Posted by zed173, 01-06-2013, 01:27 PM
Yeah, there's definitely some routing issues (at the very least). I'm more concerned why Vgrid wouldn't accept my account login, hopefully it's because some backend system was simply unreachable and not something worse.
Posted by zed173, 01-06-2013, 02:10 PM
Ok, so now I got into VPSGrid but I am not able to start my VPS:

COMMAND OUTPUT
Failure. Could not access physical device, contact provider.

I'm starting to wonder if this was more than just a router meltdown.
Posted by ExpertWebHostNET, 01-06-2013, 02:16 PM
My vps seems to be back online.

But the total down time as reported is : it was down for 07 hour(s), 21 minute(s) and 25 second(s)
Posted by devonblzx, 01-06-2013, 02:46 PM
Sorry to not respond sooner, this has been quite a hectic day. This is the largest outage we have had in several years, doesn't help that we have several more servers than we had a few years ago too.

We are working hard to restore service to the remaining customers, most servers should be back online. This outage only affected our Chicago Metro clientele.

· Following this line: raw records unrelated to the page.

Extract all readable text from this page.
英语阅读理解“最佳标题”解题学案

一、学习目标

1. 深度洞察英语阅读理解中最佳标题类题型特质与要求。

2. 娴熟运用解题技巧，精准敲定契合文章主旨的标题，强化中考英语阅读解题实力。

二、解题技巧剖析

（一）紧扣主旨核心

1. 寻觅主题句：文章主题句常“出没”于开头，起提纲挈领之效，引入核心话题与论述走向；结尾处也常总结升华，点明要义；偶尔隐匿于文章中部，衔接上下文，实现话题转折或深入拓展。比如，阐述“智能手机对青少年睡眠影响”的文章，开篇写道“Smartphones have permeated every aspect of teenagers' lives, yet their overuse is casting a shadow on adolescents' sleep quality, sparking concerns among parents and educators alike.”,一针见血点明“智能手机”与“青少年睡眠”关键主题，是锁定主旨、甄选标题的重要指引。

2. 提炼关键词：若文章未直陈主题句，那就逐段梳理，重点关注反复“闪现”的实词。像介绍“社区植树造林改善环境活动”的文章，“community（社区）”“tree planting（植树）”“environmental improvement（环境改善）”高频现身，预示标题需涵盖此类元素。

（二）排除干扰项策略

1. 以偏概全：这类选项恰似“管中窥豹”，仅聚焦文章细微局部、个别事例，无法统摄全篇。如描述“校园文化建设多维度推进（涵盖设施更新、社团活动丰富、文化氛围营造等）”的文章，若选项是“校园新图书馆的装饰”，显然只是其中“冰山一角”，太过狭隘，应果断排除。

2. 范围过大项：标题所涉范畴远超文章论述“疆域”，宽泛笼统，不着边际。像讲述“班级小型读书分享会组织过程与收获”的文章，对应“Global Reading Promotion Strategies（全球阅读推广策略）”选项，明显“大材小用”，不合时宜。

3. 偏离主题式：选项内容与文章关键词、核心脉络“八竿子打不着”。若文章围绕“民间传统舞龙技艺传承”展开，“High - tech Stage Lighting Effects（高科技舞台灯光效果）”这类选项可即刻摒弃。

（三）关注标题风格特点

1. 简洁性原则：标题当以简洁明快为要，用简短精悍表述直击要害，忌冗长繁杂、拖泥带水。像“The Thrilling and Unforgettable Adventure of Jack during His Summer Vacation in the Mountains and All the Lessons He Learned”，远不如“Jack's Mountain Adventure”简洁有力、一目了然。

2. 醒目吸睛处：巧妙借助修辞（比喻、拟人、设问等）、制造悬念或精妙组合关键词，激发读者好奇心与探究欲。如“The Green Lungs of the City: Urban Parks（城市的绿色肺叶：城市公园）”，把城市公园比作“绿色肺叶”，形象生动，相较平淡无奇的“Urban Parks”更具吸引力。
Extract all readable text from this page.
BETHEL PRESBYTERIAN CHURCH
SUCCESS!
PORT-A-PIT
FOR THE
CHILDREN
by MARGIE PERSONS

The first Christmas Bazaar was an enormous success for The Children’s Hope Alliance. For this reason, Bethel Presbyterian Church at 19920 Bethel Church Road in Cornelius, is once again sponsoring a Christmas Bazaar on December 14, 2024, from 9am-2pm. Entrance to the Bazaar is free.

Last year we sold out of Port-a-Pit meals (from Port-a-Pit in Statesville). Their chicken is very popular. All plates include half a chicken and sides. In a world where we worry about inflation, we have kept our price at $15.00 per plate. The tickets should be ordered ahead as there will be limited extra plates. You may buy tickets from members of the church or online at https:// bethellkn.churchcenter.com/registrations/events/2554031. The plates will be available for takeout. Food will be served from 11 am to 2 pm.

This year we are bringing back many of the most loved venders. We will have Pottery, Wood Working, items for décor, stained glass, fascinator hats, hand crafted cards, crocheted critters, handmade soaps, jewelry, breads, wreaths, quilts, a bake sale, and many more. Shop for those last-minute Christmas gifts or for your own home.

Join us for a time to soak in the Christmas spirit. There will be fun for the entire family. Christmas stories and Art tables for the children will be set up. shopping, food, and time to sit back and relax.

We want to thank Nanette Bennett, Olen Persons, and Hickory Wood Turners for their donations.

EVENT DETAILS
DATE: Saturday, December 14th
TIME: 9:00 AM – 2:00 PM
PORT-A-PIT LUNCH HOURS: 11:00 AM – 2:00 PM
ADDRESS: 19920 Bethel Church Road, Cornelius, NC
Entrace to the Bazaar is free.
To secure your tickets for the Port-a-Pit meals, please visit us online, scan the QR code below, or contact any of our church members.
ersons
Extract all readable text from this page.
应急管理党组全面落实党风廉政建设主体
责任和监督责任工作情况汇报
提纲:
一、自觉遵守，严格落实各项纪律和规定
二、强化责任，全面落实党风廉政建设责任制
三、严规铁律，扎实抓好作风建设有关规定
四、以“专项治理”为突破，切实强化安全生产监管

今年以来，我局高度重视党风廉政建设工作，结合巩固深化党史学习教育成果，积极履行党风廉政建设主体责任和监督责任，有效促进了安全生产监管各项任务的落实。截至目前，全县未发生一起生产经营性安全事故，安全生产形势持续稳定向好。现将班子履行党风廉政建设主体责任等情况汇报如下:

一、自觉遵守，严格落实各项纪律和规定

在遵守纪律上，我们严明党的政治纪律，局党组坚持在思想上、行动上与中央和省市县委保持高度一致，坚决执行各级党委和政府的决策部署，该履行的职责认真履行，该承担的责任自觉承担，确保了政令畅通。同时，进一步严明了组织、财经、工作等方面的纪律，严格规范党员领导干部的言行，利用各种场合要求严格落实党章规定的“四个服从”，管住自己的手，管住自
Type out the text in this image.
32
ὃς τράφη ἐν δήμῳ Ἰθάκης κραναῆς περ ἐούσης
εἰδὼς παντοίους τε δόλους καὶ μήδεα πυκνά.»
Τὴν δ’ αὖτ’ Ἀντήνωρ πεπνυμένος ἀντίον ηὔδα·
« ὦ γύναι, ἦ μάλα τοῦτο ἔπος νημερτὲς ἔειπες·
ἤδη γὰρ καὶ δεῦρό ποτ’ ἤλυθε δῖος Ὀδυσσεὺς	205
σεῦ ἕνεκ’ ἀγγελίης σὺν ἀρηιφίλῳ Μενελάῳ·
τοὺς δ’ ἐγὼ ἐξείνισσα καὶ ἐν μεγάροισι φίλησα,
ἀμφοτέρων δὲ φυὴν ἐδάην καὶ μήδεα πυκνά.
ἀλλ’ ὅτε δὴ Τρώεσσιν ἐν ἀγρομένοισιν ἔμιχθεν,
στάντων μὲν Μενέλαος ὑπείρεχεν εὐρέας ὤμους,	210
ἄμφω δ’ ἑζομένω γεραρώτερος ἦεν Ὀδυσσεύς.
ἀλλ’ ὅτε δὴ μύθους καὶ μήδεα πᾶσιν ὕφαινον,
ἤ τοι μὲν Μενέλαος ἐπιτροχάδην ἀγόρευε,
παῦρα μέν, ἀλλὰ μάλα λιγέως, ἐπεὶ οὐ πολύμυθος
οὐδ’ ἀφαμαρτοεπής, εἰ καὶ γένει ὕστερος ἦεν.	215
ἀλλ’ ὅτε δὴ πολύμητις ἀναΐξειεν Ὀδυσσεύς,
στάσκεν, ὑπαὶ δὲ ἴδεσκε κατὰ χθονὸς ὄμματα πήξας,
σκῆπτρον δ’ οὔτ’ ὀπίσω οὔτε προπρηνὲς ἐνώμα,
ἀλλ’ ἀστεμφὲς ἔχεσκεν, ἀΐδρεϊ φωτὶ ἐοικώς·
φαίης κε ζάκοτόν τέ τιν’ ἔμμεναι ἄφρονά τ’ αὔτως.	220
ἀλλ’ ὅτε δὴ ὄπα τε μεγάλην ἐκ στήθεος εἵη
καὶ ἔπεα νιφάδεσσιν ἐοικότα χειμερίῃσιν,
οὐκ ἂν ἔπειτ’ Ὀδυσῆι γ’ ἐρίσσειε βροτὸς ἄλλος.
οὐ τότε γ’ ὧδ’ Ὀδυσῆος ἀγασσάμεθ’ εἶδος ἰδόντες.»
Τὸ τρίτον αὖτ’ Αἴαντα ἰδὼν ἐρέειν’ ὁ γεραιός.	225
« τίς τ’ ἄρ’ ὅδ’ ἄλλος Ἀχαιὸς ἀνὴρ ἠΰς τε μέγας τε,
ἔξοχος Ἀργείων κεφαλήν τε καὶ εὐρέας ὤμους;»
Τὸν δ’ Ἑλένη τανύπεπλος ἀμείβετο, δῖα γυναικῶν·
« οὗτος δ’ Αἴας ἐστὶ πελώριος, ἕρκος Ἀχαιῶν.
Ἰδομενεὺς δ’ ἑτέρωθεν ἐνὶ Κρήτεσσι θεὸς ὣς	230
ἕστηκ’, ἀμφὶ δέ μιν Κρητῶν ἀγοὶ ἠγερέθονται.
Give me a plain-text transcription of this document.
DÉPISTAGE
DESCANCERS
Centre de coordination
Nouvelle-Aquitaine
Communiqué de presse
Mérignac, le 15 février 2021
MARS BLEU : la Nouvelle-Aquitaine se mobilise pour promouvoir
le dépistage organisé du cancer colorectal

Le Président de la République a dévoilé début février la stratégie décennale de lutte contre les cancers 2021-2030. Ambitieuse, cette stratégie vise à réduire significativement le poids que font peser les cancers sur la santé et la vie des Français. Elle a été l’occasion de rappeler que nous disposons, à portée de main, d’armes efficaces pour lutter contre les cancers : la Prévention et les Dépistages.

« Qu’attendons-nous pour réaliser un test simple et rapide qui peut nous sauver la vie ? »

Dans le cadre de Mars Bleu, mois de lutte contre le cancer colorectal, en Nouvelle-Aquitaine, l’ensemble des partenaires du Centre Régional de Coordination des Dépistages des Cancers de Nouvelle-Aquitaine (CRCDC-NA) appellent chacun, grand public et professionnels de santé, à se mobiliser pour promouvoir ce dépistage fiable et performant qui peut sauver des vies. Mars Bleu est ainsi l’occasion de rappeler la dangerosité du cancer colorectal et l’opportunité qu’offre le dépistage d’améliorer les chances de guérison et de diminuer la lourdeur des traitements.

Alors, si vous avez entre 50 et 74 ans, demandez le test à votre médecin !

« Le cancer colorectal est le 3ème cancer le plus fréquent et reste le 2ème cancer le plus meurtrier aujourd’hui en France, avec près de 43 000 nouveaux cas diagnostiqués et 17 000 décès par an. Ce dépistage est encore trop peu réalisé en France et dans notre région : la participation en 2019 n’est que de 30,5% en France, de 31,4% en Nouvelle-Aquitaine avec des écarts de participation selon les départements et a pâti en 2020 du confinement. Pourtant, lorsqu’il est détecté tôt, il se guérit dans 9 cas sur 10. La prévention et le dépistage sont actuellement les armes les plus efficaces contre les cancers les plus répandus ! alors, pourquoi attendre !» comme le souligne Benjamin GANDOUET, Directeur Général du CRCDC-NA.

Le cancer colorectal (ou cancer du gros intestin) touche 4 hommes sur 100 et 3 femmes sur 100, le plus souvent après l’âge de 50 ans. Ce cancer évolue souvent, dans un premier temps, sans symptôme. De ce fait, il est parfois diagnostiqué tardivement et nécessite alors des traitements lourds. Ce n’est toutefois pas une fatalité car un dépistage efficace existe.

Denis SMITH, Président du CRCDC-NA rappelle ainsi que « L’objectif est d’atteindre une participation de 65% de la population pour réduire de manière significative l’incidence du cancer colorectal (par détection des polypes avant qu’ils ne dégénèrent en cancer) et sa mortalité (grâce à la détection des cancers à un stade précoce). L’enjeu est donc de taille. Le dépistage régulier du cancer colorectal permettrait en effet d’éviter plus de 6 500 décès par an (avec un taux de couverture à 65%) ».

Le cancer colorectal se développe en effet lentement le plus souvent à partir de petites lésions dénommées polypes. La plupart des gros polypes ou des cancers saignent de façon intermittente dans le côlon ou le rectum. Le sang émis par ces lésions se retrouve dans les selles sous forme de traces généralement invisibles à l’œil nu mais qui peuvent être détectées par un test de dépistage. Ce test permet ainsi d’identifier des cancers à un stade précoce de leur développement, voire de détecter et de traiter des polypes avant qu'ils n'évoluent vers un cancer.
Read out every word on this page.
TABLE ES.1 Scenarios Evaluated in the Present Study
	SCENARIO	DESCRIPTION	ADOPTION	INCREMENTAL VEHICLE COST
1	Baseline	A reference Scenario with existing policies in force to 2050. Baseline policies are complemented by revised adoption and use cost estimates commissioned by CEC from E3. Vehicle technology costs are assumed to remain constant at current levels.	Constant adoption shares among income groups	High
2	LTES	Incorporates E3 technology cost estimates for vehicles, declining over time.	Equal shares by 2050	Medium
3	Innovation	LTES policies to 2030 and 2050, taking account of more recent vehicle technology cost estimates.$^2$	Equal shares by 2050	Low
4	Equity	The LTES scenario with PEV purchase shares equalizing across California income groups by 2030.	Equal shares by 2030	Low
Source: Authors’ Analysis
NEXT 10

My official statement if you did not receive the email:

Quote:

Dear Valued Customers, A power failure in our Chicago Metro datacenter caused our primary rack of servers to go black. Our secondary rack was unaffected by the power failure but was affected by a network outage due to our main router being in the other rack.

The power supply was fixed around 11AM EST which restored service to our network and our secondary rack. Since then we have been working to restore service to the servers in our primary rack. At this time we have restored service to 95% of our customers, however, are still working to restore data from a few servers and are working hard to get everything done as soon as possible.

Thank you for your patience and I do apologize for any inconvenience this has caused you. We do work hard to minimize damages from hardware issues and downtime, however, when the power feed to our rack is cut, it is beyond our control.

Posted by zed173, 01-06-2013, 04:21 PM
Hi Devon,

Do you have any ETR for the remainder of us that are still offline? I understand that stuff happens, just wondering about a general timeline?

Thanks!
Posted by devonblzx, 01-06-2013, 05:59 PM
All servers have been restored.

http://bit.ly/ZcKIEP
Posted by zed173, 01-06-2013, 06:13 PM
All back now!
Posted by nixcom, 01-07-2013, 01:04 AM
kind of strange... suppose to be online with their fail over setup, no?